Гость Вселенной
Лирический этюд
«Сей мир на краткий срок
даровал нам приют».
Омар Хайям.
Старик сидел один на скамейке, ни о чем не думая, и делать ему было нечего. Целыми днями он просиживал на этой скамейке, которую сколотил сам, и уходил в саклю лишь вечером или если погода портилась. Со стариком здоровались сельчане, справлялись о здоровье, его знали почти все ахтынцы, хотя родом он был из соседнего аула Ялцугар. Старик добродушно отвечал всем и сам, в свою очередь, желал им доброго здоровья.
Его худое смуглое лицо было испещрено мелкими морщинами, тело было костлявое, а остатки волос на голове, покрытой неизменной овечьей папахой, были белы, как снег. О боже, в кого же это он, привлекательный, черноволосый мужчина, превратился - злосчастье это или бессмысленное надругательство природы? Но глаза у него были, как у олененка, - молодые и живые. Время для него растворялось в океане ощущений во всем их многообразии. Наступление весны он определял по пробуждающейся природе, а не по календарю, лето - по выжженным солнцем горам на западе, осень - по созреванию плодов и листопаду.
«Зима - самая скучная пора для деревьев, - думал старик, - а старость - самая безрадостная пора человеческой жизни. Когда я был молодым, я не знал, что такое недуг. Теперь у меня болят кости, появилась одышка, непрестанно болит поясница. Э -эх! В молодости, когда я видел стариков, с удивлением думал: неужели у них не хватает сил выпрямиться?»
Старик изменил позу, обеими руками оперся на посох и заметил молоденькую парочку, которая шла в обнимку. Молодые на ходу то ли шептали друг другу на ухо что-то, то ли целовались - картина редчайшая в этих краях.
Парочка напомнила старику о его молодости, когда его душа, как эолова арфа, откликалась на всё приятное в жизни. Но он никогда не шел по улице с возлюбленной в обнимку - такое поведение у истинных горцев могло вызвать строгое порицание. В молодости старик познал любовь, от женской красоты он пьянел, как от вина.
«С наступлением старости, - думал старик, свертывая козью ножку, - я потерял склонность к романтике и к охоте, тягу к женщинам, жизнь моя стала безвкусной. И скоро мне, наверное, конец». Однако в глубине души он не допускал мысли, что когда-нибудь превратится в дряхлого старика. Он питал иллюзию о своей вечности или воскресении после смерти, но держал это в тайне от всех; фокус этих иллюзий состоял в том, что старик не знал дату своей смерти. Если каждый человек знал бы дату своего ухода в мир иной, то жизнь на Земле была бы совсем другой. Предначертания Всевышнего - великая тайна! Старик любил фантазировать. По его убеждению, смерть существовала в каком-то другом, абстрактном мире, она не могла соприкоснуться с его миром, хотя оба эти мира были очень схожи: наряду с любовью, наслаждением, богатством и славой существовали горе, боль, бедность и позор.

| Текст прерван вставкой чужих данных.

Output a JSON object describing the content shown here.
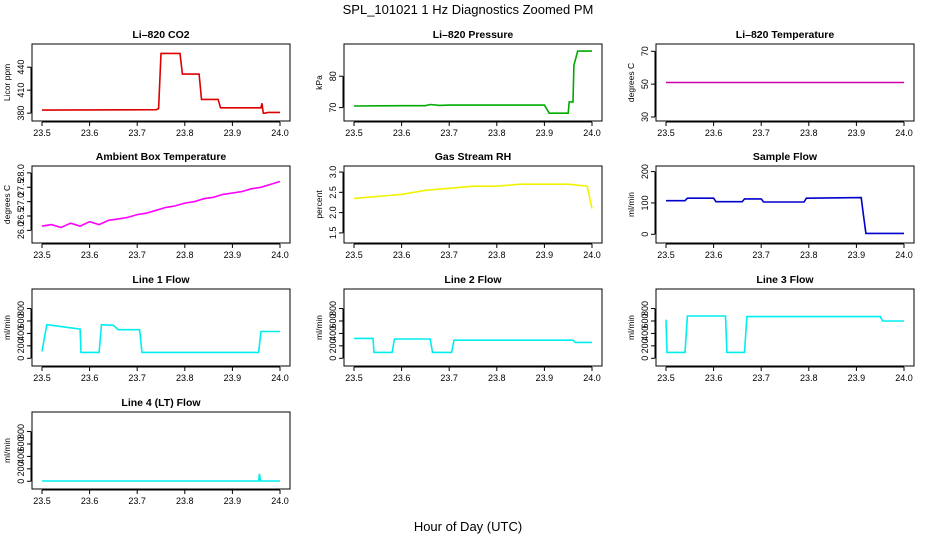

«И все-таки мне кажется, что жизнь моя будет продолжаться вечно, я чувствую себя, как одержимый любовью юноша, которого разлучили с возлюбленной, я испытываю горе и боль вдруг оглохшего человека, который перестал слышать чудную мелодию чонгура и трепетный голос, льющийся, как мед:
- О розе песня соловья так упоительно звучна!
Но почему тур вздрагивает у водопоя и убегает, не утолив своей жажды? Почему юношу разлучают с возлюбленной? Почему глохнет человек, когда он слушает упоительную песню жизни? Потому, что на земле еще существуют ложь и коварство, национальная рознь и дискриминация, потому что жизнь есть жизнь со своими законами, хорошими и плохими, и ее надо воспринимать такой, какая она есть. О бескрайняя Вселенная, я гость твой! Дай же ты своим гостям всё, что им нужно, чтобы стать счастливыми: пищу, воду и кров, дай им испытать великую радость подлинной любви, слушать блаженную мелодию чонгура и льющийся, как мед, голос. Ибо это и есть истинное счастье. О Вселенная, пусть твое дыхание унесет в неведомые космические пространства призраки, принявшие человеческий облик, которые своей ложью и коварством мешают жить людям доброй воли, пусть унесет оно жалких дворняжек, пытающихся подражать львиному рыку! Ибо их фальшивые голоса, режущие слух, примешиваются к блаженной мелодии и льющемуся, как мед, голосу:
- О розе песня соловья так упоительно звучна!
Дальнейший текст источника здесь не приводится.